This week’s Courier Herald Column:
On August 28th, we marked the 50th anniversary of Martin Luther King’s “I Have A Dream” Speech. It is, of course, the one where he told that he had “a dream that my four little children will one day live in a nation where they will not be judged by the color of their skin, but by the content of their character.” It marked an unbridled hope and optimism for what the civil rights movement could accomplish.
This past Sunday, we marked the 50th anniversary of the bombing of Birmingham Alabama’s 16th Street Baptist Church. Four little girls – Addie Mae Collins, Carole Robertson, Cynthia Wesley Morris, and Denise McNair – did not live to see a world where they would be judged as adults on the content of their character. It was the antithesis of Dr. King’s speech. It revealed dark truths about the organized resistance to the movement. It demonstrated irreconcilable realities that existed between the status quo and the American dream.
A half century later, there is measurable and documented progress. While Denise McNair was denied her dream, an 8 year old friend of hers achieved what would have then been thought impossible. She became Provost of Stanford University, National Security Adviser, and eventually, Condoleezza Rice became America’s face to the diplomatic world as Secretary of State.
There is opportunity for people of color that did not exist 50 years ago. Voting rights are not only available in theory, but according to CNN, African Americans voted in larger percentages during the 2012 election than their white counterparts, 66% to 64.1% respectively.
Where there remains significant room for improvement, however, is recognizing the opportunity that exists in theory needs continued attention to exist in reality. Economic mobility is now possible for those prepared to embrace the challenges that come along that path. But too many Americans – including a high concentration of people of color – have languished during fifty years of Great Society programs locked in neighborhoods of poverty.
The common denominator for those who will spend their lives at the bottom of America’s economic scale is no longer skin color but a failing education system in our poorest neighborhoods. And yet, students in these school systems too often face an education bureaucracy that has given up on those who they are charged with preparing to overcome their surroundings. One teacher implicated in Atlanta’s recent school testing scandal justified her actions with “I had to give them the answers. Those kids were dumb as hell.”

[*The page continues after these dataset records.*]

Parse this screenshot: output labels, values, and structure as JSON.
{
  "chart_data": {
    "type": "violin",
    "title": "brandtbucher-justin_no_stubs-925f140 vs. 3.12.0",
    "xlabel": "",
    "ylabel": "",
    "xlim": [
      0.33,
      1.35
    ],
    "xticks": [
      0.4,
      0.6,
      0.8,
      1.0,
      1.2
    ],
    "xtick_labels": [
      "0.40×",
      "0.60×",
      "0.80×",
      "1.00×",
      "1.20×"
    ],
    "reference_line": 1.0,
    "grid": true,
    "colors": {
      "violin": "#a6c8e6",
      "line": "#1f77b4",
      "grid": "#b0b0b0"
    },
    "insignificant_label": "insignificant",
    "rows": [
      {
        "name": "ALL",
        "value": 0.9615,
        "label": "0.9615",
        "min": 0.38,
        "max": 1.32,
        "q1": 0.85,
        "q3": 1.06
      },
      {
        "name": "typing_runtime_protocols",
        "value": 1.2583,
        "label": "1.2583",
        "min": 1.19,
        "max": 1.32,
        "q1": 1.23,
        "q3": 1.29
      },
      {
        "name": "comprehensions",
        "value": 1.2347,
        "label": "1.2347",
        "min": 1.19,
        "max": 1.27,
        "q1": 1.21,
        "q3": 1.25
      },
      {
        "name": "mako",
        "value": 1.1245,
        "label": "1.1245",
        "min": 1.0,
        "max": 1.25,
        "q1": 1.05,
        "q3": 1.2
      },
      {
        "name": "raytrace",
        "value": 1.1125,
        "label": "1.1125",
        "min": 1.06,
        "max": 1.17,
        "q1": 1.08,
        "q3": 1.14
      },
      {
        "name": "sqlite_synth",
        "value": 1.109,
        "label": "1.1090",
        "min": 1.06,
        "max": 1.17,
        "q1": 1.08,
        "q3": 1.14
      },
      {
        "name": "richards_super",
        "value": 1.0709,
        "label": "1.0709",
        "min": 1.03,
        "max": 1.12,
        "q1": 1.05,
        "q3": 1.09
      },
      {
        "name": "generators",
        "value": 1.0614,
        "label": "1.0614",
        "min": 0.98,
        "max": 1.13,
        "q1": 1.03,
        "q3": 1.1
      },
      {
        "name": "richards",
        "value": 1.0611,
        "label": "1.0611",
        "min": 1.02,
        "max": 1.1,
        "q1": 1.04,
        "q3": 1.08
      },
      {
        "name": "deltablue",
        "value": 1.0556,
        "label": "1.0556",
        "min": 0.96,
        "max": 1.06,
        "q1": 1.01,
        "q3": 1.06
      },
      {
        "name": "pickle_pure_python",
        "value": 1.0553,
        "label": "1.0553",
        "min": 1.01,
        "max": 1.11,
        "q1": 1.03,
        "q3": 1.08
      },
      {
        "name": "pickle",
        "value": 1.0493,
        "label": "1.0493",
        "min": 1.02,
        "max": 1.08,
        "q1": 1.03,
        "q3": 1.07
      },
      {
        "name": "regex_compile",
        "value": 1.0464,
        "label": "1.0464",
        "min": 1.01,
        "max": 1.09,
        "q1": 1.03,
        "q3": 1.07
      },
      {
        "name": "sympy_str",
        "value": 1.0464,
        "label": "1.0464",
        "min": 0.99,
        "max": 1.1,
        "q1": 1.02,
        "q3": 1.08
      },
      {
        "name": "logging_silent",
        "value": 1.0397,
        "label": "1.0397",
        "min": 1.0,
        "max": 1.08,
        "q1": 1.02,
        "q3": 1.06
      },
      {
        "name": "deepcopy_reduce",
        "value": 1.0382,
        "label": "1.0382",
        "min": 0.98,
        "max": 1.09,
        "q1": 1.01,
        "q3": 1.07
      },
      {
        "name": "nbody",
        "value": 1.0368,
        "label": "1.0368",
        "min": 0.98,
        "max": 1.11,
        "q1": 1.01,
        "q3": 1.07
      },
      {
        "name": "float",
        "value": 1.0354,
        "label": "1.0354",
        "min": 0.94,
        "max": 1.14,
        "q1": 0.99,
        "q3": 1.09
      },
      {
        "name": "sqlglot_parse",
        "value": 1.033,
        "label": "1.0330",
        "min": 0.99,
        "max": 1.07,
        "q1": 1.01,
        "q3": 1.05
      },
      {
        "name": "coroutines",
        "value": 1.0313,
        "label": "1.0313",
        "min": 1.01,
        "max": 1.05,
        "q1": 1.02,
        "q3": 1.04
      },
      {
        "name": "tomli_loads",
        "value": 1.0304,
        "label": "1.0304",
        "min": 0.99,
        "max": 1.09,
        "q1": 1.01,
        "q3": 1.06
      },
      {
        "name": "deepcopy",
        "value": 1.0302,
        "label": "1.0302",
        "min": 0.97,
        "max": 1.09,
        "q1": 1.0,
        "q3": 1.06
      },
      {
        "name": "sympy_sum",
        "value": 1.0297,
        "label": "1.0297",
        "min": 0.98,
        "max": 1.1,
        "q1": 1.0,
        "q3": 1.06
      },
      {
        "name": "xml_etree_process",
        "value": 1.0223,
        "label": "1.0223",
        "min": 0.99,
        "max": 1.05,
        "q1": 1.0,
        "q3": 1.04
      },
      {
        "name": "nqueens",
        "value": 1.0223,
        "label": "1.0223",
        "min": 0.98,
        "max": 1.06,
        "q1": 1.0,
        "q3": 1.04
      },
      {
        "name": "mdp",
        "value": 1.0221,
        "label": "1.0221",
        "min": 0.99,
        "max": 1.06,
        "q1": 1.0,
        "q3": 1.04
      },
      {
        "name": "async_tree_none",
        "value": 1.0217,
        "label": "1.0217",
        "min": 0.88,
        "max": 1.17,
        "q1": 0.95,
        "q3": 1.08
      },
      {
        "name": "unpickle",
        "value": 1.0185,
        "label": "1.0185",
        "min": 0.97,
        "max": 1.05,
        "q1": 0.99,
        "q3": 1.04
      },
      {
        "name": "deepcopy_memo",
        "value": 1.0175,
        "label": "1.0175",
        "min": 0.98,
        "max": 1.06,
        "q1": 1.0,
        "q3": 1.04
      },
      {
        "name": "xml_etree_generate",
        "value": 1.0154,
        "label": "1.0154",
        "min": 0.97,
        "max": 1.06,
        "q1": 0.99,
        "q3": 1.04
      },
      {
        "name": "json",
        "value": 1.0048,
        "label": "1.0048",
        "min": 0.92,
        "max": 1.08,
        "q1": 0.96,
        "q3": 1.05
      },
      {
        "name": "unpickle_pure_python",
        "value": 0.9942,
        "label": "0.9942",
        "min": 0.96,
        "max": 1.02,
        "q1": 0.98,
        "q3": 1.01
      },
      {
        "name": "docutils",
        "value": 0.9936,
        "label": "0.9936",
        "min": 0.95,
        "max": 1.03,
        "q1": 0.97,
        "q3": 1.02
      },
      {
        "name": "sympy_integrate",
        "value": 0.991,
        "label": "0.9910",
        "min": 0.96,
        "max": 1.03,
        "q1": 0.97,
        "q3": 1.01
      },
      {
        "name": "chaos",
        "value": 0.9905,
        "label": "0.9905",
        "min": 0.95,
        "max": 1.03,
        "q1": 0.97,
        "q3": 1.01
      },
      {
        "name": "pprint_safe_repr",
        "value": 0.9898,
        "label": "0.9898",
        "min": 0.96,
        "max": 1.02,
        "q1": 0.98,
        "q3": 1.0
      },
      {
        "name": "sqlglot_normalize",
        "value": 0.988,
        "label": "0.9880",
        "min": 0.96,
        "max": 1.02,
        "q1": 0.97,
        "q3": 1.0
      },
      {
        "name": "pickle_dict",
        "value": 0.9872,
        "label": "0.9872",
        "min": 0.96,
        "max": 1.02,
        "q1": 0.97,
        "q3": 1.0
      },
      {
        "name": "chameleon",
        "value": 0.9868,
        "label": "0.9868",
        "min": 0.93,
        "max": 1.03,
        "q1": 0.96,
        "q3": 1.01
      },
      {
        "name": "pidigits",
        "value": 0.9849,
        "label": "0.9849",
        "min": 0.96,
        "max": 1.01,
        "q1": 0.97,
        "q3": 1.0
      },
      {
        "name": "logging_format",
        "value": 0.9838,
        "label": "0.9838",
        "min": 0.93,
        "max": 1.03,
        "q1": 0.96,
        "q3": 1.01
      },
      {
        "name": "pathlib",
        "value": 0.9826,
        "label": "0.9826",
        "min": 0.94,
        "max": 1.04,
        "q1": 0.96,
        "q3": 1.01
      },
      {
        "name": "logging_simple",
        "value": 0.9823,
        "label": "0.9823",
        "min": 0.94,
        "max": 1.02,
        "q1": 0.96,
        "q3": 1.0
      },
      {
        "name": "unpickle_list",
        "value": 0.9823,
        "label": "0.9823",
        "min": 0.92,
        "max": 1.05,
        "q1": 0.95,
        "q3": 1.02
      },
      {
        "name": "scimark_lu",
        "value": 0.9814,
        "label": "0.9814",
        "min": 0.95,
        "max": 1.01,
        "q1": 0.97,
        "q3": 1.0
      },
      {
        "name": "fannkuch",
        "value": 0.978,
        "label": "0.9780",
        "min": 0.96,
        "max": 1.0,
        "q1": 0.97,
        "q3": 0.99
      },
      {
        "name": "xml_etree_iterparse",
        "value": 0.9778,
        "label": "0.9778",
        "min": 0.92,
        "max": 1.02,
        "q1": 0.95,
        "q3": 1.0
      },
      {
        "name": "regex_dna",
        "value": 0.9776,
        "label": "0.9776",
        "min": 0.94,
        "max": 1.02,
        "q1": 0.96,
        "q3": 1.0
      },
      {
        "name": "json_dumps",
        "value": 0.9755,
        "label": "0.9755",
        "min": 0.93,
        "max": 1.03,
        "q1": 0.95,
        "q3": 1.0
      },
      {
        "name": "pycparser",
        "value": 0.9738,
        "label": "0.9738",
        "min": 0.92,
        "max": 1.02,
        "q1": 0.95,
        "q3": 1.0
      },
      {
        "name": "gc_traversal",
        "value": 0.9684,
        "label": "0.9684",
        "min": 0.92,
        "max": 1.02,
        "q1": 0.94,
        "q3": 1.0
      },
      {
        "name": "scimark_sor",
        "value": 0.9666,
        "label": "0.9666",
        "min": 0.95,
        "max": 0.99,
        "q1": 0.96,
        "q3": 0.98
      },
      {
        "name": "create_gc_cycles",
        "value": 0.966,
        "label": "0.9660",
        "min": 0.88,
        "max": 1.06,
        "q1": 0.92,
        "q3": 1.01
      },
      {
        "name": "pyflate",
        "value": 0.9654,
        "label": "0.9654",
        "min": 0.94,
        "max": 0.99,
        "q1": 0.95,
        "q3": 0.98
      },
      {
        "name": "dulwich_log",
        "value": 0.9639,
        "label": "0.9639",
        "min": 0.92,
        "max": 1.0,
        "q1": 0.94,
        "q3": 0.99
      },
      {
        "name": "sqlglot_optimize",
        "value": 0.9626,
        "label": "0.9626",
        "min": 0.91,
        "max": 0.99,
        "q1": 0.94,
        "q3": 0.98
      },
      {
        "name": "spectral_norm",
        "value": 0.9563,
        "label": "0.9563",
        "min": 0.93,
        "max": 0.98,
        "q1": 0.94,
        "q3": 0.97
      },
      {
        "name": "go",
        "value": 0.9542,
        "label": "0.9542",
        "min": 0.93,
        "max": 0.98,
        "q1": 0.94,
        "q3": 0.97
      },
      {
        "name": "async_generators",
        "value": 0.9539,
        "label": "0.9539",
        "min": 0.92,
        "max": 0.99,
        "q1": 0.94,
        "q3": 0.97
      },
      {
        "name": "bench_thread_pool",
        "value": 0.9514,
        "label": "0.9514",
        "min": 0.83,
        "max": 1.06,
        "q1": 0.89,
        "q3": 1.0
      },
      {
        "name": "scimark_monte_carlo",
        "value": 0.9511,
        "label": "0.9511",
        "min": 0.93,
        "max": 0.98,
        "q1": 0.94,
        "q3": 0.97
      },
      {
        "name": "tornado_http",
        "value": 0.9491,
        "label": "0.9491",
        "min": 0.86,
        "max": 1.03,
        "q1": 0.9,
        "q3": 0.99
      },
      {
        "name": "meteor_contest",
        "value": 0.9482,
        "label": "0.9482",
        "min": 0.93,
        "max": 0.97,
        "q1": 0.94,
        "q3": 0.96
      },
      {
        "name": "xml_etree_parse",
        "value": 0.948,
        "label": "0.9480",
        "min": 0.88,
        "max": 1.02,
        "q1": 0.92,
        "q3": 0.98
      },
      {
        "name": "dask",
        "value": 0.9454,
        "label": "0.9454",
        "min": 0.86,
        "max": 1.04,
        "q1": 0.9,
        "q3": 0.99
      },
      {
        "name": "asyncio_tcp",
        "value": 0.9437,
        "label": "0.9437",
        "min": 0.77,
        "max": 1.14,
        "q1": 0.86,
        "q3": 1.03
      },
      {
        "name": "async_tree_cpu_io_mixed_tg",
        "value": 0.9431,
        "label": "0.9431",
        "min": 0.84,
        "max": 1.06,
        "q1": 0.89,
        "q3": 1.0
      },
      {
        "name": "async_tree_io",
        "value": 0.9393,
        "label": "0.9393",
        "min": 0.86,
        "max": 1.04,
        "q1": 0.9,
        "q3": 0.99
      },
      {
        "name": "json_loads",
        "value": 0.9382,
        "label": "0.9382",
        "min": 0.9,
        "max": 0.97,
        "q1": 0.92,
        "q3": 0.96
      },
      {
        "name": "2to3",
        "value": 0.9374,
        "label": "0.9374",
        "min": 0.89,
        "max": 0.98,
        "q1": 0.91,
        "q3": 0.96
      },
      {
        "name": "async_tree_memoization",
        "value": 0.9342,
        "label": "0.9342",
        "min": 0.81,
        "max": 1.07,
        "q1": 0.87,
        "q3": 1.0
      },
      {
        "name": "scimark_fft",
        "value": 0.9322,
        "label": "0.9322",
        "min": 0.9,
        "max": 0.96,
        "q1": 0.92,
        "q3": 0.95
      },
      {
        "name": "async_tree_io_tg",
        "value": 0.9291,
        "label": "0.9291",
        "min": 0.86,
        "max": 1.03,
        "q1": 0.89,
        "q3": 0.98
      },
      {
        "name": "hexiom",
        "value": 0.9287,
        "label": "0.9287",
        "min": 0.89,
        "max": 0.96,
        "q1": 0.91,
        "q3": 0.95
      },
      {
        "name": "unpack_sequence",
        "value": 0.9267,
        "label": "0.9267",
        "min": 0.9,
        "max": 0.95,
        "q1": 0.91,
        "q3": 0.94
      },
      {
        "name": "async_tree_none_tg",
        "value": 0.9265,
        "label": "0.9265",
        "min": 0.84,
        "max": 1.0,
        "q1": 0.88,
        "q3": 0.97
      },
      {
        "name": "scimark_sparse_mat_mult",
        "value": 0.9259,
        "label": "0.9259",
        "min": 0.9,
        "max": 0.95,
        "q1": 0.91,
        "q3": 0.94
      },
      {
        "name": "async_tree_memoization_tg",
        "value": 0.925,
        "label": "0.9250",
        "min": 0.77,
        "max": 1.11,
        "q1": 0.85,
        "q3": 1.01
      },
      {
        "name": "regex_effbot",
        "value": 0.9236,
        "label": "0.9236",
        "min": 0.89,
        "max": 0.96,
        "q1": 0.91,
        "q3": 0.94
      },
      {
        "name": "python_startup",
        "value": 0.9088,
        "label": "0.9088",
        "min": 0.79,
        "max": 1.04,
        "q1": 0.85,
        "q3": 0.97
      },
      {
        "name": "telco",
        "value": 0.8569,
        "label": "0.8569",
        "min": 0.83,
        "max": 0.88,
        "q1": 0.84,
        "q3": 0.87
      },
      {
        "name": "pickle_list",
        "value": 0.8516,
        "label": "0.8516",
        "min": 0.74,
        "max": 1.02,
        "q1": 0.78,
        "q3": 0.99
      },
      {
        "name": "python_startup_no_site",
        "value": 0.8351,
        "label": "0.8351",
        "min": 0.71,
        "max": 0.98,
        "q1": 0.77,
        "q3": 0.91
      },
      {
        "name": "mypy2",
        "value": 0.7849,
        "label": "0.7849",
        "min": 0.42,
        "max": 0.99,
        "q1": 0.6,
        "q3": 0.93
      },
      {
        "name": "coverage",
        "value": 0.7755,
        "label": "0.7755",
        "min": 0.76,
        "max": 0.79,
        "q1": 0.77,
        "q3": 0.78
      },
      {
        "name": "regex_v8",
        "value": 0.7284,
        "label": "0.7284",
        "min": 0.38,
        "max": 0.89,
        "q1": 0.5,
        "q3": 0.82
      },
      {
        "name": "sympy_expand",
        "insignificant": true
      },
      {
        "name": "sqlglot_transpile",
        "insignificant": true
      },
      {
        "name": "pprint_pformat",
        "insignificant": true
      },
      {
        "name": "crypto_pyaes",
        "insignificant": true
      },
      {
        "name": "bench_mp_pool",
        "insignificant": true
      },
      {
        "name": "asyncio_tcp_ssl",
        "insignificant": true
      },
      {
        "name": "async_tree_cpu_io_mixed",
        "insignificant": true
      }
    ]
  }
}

The problem is not simply one of money. After all, the City of Atlanta spends more per student than any system in Georgia. While there are bright spots, the system as a whole continues to produce too many students who are ill prepared to accept the challenge of America’s opportunity.
The children trapped in these failing schools remain there due to those fighting to protect the status quo from the left and indifference from the right. Too many on the left continue to ask for “more money” without being able to quantify “how much” or couple the requested additional investment with systemic change to bring about a different result. The battle seems to be to get others to write a bigger check and hope the problem goes away.
Too many on the right look at the problem from their suburban homes in good school districts and see the problem as one of local control – and thus not of their making. It is a short sighted view that does not account for the long term problems created by perpetuating generations of poverty.
The results of Georgia’s 2012 Charter School Amendment demonstrate that those in the areas with the most troubled public school system understood the need for alternatives. Charter schools can be an effective solution to combat an entrenched education establishment that has given up and believes giving out test answers is easier than educating.
At the same time, those from traditionally white affluent suburbs who are searching for ways to reach out to minority groups cannot sit on their hands in silence when a Dr. Ben Carson tells them that this is a problem which we co-own. The reality is that poor areas do not have the same tax base as wealthy ones, and that it will cost more to educate a student who does not come to a public school prepared to learn or with the home situation conducive to educational advancement. Republicans can no longer be viewed as indifferent to these facts if they are to make electoral progress in these areas.
If we are to improve the dream over the next 50 years, we will have to take a long, honest look at ensuring economic mobility for all. This must start with ensuring that all Americans, regardless of the economic circumstances which they are born into, have access to a quality education.